第7話 ドラゴン・スレイヤーたち その3

「――ここだけの話ですよ」

「ん? なんだよ?」


 急に真剣なまなざしを向ける菅野に、竹内も身を乗り出す。


「実は、撃ち損じたスティンガー・R人型ロボット用携帯式防空ミサイルシステムですが、わざと撃ちました」


 ニヤリとしながら得意げに話す菅野に、竹内はガッカリする。


「うん。だろうね。ロックオンできてなかったんだろ? 撃とうとすると『え? ロックオンできてないのに、本当に撃っていいんですか? バカじゃないんですか?』って言う感じで訊いてくるもんね。間違ってボタン押しちゃったぐらいじゃ、警告表示だけで撃てなくて、さらに警告をガン無視して、何回かボタン連射しないとダメだもんね。絶対確信犯だと思ってたよ。さっきの会話からも、コイツ、ヤバい奴だなってのも分かったし」

「え、そうなんですか? 小隊長にもバレてないと思うんですけど」

「それもないと思うな。ここまで来ちゃったら、隊員を代えることもできないし、負担のあるミッションだから、穏便に済ませてくれたんだと思うぞ」

「ちぇっ、バレてないと思ったのに」


 菅野は舌打ちをして、そっぽを向く。


「おい、反省しろ」

「反省はしてます。でも、サイトに捕らえたら、撃ちたくなるじゃないですか」

「あれはレーダーの照射方向だからな。だいたいは一致させてるが、機関銃の75ミリ弾のように調整してるわけじゃねえよ。ってか、盲目的に撃とうとするな。命令や、指示にしっかり従え。いいな」

「いや、望むままに生きたいと思います!」

「お前の『生き様』は聞いてない。俺たちは組織だ。命令には従え」

「本能が求める答えを見つけたいと思います!」

「自分探しは止めろ! とにかくいいな!」

「うー、わかりました」


 とりあえず、菅野が納得してくれたようなので竹内は安心する。ただ、性格みたいなものは、そう簡単に変わるものでもない。菅野の扱いには注意しなきゃいけないと感じ始めていた。


「それで、どういう攻撃をされたんだよ」

「そうですね。発射したミサイルは、ドラゴンの上の少し上を通り過ぎていきました。それから、ドラゴンが振り返り、ブロッコリーが見つかってしまいます」


 急に『ブロッコリー』が出てくると、再現のための竹内の脳内ムービーに違和感を覚える。ファンタジーが、お料理クッキングをしているのだ。だが、そもそもドラゴンからして、ちょっとおかしいのだから、やむを得ないものとして竹内は話を進めることにした。


「そりゃ、そうだな」

「当たらなければ、仕方ありません。それで、退却命令が出ましたから、三体とも背中と足のロケットを噴射し、その場から飛び上がり、ジャンプしながら退却を始めました。ですが、ドラゴンの速度は速く、ブロッコリーは着地とともにドラゴンに捕まってしまいました」

「捕まる?」

「はい。とはいえ、それほど手先は器用じゃありませんから、手をかけて押し倒そうとしたのかもしれません」

「もう、手の動きが器用じゃないことまで分かったのか」

「いえ、私のこれまでの知見です」


 初めて会ったはずなのに、菅野の「知見」のはずはない。


「いや、先入観は入れないでくれるかな。空想上の設定と、ここのリアルが同じかどうかは分からんからな」


 報告にまでオタク知識が邪魔するとは、社会人としてどうなのだろうかと竹内は思う。だが、実際問題、襲われたビデオ映像をちょっと覗き見た感じでは、器用に使えそうな手はしていなかった。

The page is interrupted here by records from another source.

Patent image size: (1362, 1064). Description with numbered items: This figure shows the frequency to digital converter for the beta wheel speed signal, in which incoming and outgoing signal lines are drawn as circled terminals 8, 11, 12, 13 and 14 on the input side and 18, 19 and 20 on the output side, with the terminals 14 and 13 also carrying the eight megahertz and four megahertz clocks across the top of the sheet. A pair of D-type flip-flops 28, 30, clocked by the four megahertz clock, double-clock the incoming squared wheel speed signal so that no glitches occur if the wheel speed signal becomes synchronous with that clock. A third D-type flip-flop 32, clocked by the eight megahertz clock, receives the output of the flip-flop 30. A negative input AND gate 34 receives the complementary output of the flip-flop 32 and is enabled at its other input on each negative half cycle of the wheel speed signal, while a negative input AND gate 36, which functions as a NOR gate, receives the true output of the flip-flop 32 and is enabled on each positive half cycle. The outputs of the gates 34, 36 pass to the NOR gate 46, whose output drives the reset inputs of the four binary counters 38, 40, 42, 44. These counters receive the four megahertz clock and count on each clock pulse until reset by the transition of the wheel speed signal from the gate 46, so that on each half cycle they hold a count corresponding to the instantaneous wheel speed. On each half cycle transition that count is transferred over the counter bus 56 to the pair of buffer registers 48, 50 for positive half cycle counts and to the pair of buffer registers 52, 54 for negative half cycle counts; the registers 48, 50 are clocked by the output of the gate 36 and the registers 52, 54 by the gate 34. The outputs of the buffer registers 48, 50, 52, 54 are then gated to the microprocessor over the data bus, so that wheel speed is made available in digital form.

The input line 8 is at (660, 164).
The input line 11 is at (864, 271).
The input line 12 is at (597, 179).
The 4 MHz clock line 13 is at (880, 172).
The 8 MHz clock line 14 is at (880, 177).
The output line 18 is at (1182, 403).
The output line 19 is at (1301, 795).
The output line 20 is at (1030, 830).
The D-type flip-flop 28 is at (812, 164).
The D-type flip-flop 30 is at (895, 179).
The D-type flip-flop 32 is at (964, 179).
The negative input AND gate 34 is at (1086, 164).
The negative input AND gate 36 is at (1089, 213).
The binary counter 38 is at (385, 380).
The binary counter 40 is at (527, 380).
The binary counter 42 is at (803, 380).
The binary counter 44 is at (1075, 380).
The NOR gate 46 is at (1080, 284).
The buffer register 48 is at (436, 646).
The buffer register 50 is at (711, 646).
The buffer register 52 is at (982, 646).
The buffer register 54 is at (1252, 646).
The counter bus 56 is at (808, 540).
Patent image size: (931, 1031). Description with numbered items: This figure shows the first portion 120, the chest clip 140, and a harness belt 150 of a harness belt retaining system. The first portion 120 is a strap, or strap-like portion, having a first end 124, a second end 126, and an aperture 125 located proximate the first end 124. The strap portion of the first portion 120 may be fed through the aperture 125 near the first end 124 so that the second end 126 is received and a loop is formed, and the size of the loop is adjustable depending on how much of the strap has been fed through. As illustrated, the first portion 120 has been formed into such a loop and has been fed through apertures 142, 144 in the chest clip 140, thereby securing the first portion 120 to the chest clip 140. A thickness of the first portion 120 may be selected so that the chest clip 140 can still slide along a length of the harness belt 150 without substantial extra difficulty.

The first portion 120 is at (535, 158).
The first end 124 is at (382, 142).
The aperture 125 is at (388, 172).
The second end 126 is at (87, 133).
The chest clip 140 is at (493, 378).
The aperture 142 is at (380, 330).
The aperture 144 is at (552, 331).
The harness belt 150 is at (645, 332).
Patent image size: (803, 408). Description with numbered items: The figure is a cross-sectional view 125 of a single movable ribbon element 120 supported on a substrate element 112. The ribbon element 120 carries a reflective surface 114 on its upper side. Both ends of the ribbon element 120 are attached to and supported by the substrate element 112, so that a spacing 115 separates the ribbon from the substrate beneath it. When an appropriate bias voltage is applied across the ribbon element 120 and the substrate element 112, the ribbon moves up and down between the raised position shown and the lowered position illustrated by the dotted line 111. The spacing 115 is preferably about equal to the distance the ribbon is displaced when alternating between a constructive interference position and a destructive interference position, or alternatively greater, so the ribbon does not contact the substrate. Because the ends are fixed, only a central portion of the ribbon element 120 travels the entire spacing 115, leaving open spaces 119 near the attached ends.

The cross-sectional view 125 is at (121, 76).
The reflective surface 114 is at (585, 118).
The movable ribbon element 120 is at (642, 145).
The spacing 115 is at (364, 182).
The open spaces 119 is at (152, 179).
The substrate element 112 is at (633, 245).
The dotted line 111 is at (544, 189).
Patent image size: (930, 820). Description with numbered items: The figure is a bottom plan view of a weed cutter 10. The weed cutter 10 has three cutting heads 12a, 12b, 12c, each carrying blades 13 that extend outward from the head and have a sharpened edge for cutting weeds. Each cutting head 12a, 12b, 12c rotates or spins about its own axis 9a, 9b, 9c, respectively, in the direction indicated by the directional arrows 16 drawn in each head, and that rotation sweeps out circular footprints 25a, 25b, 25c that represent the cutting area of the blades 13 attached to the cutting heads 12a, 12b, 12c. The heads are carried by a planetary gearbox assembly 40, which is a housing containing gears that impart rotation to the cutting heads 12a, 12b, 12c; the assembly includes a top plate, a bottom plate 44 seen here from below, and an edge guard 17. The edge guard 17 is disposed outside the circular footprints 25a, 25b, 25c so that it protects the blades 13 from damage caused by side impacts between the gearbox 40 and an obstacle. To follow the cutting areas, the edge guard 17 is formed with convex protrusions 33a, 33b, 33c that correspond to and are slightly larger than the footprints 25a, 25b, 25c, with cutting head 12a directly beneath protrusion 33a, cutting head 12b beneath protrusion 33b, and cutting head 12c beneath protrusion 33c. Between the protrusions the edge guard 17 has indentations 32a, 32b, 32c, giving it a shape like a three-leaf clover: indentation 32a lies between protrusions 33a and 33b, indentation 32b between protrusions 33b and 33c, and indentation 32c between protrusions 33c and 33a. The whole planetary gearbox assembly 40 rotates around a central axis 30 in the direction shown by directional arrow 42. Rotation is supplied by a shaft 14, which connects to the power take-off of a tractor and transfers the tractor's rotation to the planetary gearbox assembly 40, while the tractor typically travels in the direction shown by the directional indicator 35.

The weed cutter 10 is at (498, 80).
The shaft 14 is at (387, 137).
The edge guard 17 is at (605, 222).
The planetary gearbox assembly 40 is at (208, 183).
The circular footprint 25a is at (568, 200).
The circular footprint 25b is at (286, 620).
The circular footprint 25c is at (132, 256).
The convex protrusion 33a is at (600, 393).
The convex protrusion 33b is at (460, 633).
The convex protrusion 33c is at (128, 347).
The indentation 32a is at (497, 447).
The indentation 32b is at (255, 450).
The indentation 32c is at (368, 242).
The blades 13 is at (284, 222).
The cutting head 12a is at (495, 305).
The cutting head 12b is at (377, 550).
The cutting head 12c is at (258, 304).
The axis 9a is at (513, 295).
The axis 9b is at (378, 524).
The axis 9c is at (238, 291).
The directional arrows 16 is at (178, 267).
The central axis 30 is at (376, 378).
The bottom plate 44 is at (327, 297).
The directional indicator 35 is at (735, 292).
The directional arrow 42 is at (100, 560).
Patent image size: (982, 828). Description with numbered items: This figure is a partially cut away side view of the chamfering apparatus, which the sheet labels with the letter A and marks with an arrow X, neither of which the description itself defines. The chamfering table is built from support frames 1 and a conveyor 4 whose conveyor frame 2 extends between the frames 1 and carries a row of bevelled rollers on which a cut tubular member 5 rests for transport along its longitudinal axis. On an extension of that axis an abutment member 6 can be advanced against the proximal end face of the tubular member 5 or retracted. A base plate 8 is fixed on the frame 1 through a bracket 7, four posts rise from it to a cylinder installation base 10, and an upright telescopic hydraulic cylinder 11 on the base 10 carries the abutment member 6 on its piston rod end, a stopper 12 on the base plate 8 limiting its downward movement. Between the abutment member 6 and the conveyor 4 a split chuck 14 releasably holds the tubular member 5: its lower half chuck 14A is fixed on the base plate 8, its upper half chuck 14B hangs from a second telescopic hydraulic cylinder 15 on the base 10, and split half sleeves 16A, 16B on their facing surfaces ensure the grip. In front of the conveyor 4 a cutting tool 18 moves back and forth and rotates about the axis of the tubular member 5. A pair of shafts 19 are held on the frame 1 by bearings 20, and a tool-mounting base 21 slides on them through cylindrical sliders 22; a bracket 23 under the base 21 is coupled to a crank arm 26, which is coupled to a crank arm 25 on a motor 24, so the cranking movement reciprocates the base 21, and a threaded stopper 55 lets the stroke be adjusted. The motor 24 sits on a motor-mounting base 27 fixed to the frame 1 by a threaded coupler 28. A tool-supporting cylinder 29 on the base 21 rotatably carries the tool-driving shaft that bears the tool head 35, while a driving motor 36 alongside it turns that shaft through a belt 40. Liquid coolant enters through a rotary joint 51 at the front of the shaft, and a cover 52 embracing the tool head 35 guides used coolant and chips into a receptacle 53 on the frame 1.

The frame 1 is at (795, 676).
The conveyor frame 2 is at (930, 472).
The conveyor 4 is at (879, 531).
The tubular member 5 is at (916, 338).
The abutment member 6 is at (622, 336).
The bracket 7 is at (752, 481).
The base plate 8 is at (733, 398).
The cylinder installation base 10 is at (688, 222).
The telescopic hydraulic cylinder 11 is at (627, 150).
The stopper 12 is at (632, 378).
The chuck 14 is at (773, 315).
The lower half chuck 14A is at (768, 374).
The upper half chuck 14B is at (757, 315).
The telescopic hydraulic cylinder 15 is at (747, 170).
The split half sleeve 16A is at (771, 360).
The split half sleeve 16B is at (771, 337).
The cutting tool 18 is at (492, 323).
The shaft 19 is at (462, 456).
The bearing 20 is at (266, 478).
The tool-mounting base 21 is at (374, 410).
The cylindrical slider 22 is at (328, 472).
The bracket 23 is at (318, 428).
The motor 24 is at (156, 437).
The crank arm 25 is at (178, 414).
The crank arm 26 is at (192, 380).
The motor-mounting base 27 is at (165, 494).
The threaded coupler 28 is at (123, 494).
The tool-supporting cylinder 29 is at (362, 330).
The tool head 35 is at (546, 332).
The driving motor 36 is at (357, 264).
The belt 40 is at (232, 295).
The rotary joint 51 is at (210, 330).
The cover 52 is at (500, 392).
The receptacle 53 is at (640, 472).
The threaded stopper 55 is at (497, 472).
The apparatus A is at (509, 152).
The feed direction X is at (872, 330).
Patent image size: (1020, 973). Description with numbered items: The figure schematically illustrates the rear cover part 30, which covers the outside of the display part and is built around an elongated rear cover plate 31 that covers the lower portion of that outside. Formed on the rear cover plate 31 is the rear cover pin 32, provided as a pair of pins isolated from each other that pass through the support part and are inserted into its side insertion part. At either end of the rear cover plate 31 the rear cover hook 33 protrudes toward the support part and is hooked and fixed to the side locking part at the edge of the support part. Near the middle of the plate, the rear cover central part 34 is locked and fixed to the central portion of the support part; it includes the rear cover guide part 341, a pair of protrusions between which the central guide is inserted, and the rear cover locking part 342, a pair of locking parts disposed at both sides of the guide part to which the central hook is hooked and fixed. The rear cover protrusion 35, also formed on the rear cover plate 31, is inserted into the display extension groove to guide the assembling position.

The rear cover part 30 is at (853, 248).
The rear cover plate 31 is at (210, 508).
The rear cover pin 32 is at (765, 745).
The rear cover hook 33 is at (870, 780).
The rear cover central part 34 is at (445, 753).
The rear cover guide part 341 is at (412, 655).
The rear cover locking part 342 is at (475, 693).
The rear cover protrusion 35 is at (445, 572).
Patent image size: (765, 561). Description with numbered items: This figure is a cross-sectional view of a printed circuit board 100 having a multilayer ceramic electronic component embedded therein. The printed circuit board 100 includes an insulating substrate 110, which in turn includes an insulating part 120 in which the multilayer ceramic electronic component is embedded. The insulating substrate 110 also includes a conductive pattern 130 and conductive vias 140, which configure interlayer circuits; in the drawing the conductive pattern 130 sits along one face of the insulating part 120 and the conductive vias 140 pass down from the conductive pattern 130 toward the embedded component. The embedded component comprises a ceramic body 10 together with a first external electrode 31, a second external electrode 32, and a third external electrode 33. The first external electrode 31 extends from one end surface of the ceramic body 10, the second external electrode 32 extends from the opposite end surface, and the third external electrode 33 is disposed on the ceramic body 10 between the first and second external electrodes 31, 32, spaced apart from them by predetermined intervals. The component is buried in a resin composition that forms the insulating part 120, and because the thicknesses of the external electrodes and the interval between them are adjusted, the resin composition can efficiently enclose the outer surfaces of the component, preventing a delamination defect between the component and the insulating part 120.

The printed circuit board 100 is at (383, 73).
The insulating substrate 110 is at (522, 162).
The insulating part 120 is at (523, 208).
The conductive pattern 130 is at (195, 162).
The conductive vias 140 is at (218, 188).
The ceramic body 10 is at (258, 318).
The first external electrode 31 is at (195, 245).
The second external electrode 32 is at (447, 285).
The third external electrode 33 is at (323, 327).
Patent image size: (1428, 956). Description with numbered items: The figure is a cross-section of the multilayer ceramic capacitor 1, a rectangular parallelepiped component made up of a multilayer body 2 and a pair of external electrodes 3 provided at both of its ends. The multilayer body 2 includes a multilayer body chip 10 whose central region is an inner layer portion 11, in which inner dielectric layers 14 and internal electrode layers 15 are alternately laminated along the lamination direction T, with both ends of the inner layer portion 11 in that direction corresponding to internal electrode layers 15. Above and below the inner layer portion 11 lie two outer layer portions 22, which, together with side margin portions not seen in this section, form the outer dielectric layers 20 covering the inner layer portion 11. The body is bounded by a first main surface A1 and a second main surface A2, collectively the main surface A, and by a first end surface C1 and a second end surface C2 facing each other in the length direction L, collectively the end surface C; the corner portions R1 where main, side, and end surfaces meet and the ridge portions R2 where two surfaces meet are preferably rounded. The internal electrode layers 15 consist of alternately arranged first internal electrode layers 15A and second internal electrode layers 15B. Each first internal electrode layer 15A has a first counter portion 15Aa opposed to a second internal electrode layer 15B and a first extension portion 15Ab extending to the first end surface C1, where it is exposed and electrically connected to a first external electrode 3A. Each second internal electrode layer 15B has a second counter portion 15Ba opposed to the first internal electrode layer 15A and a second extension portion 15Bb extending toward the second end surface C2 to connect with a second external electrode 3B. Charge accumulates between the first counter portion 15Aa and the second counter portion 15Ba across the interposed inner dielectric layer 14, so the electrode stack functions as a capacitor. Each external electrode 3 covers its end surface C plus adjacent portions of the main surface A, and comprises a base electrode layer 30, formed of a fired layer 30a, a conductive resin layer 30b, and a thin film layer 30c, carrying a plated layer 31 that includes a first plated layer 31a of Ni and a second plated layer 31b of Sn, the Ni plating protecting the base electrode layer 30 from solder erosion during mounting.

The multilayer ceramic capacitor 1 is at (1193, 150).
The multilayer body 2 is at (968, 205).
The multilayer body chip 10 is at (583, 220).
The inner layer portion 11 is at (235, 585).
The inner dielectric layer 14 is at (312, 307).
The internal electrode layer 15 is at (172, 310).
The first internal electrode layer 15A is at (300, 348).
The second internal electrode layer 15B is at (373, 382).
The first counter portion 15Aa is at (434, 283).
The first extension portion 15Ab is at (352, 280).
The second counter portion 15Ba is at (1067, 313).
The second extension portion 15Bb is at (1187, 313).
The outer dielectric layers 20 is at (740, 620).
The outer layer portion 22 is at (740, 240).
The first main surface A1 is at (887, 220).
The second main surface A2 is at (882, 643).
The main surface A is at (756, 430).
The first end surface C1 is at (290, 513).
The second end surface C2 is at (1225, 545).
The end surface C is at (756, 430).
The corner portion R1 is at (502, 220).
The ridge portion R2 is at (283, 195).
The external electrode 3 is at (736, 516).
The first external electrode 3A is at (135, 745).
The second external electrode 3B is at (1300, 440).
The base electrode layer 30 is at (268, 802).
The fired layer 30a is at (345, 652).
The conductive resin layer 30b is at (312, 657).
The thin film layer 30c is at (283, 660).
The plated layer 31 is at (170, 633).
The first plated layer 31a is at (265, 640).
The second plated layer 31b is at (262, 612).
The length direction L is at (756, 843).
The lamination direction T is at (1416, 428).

「とにかく、ドラゴンはブロッコリーの右肩に手をかけ、バランスを崩してブロッコリーは後ろへ倒れてしまいました。その後、ドラゴンの口から炎が出て、ブロッコリーの全身が焼かれてしまいました」

「見た目からして、噛みつかれそうな気もするが、引き倒して焼くんだな」

「ブロッコリーの方にかけた手の感触から、噛むには『固い』ってわかったのかもしれません」

「なるほど。しかし、間近で焼かれるとは大変だったな」

「ええ。でも、すぐに一号機からの機銃掃射があったので、ドラゴンは後退。おかげで、ブロッコリーは脱出することができました」

「追ってこなかったのか」

「はい。二号機も加わり、二体でドラゴンへの攻撃を行いましたので、嫌がって逃げていきました」

「なるほどな。それで、75ミリで撃って、ドラゴンに効果はあったのか?」


 菅野は首を横に振る。


「逃げていきましたから、効果がないわけではないと思います。詳しくは映像を見た方がいいと思いますが、血のようなものが出ていた印象はありませんでしたから、弾かれていたように思います」


 竹内はため息をつく。


「そうなると、厄介だな。機関銃じゃ効かないし、ミサイルも上手く扱えない。母船に戻れば爆薬はあるが、簡単に近づけるって感じじゃねぇしな。どうやってドラゴンを倒せばいいんだよ」

「当面、小隊長はドラゴンの生態観察を行って、弱点を探るみたいです」


 こちらの火力で倒してしまえない以上、そうするしかない。しかし、弱点が見つけられないと、野たれ死んだドラゴンの死体でも見つけない限り、このミッションは終われそうにないことになる。約束された昇進や給料が無くなるわけではないだろうが、失敗に終わったんじゃ、その後に冷遇されてしまいかねない。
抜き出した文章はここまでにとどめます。